Hardly anyone we asked knew of Ocampo. Our requests were often met with blank stares. Some pretended, telling me that he surely was a famous Patzcuarense artist. No, not even, I explained, telling them he was born in Celaya, now lives  in Tepoztlán, and is famous. Well, at least Ocampo’s famous among those who know his work.

An art dealer in his sixties dismisses our query with the excuse that “there are so many up and coming young artists that I just can’t keep track of them all.” We tell him that Octavio Ocampo was born in 1944.

“Oh, you mean Melchor Ocampo?”  Nope. Not hardly.

No, no, no, not Octavio Ocampo Córdova, the alcalde of Tuzantla.

Finally, I came upon F., who is clearly the most educated Patzcuarense we know when it comes to art. Yes, he remembered when the Ocampos and Boteros were sold on every street corner. But no one’s interested in them these days. He explains that Ocampo and Botero bought created giant paintings, which weren’t easily reproduced in easily portable and affordable sizes. And maybe the company that was cranking out those copies is no longer in business.

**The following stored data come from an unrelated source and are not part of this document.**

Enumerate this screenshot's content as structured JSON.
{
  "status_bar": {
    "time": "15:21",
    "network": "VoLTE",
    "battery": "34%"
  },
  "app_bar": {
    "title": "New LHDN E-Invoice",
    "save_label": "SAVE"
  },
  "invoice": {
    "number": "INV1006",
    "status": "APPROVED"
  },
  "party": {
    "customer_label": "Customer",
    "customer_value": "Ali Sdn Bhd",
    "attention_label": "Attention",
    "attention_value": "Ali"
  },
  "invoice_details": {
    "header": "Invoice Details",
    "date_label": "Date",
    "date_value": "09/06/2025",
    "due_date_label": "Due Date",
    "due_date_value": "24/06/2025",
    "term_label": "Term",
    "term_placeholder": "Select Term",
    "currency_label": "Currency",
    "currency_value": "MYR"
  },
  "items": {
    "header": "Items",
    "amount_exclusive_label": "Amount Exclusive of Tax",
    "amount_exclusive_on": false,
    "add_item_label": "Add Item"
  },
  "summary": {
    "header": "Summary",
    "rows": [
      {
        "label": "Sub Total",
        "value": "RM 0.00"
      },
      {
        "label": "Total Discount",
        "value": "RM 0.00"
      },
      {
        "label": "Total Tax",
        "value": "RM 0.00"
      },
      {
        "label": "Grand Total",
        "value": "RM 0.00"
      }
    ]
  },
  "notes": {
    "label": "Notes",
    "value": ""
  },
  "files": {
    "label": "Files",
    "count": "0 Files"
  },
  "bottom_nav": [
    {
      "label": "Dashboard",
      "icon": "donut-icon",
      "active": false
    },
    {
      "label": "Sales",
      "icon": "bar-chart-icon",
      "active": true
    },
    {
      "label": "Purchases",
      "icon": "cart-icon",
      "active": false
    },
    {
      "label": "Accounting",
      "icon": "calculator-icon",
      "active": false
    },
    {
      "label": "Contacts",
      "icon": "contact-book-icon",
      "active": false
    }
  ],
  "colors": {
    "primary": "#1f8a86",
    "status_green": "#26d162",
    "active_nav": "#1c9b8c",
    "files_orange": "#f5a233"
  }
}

I wasn’t ready to buy all of his explanation, but it came closer than any I’d heard all day.

At Starbucks, a man identifying himself as an artist whips out his iPhone to show us photos of his paintings, going on about how a woman in Los Angeles bought all of his paintings so that she could have a gallery of his work right in her house. I ask him about Octavio Ocampo. The name doesn’t register, and the iPhone-bearing artist says “Oh, I’ve spent most of my life in Mexico City, so I wouldn’t know some painter from Michoacán.” I tell him that Ocampo is important, prolific, and how he even painted a retrato of Jimmy Carter for then-President Lopez Portillo’s state gift to the then-President Carter. Another blank stare. We recite, once again, the salient details of Ocampo’s Wikipedia entry, explaining he’s no doubt well-acquainted with CDMX, and even though he’s surely visited Morelia and Patzcuaro, just like every Mexican citizen has, he’s no homeboy from Michoacán.

In Queretaro, we run into a man we’ll just call Emilio, an entrepreneur close to politicians and otherwise a fine, gregarious fellow, and we ask him about Ocampo. “Oh yeah, he’s a very good friend of mine” he tells us, reminiscing about how, back in his days as a television producer, he handled everything for Ocampo’s exhibition in France. Thrilled that we finally have caught up with someone who knows who we’re looking for, we chat about his work, Emilio telling us how he’s got a copy of the Mona Lisa in his house. But when we ask if he could contact Ocampo for us, or at least provide his contact information, suddenly his status as a very good friend shrivels to “Well, it’s been years since I’ve been in touch with him. Maybe even two decades.”

 

Showing anyone who’ll look photos of his work on my iPad isn’t yielding any results. I began to wonder whether a campaign to put his visage on milk cartons might work.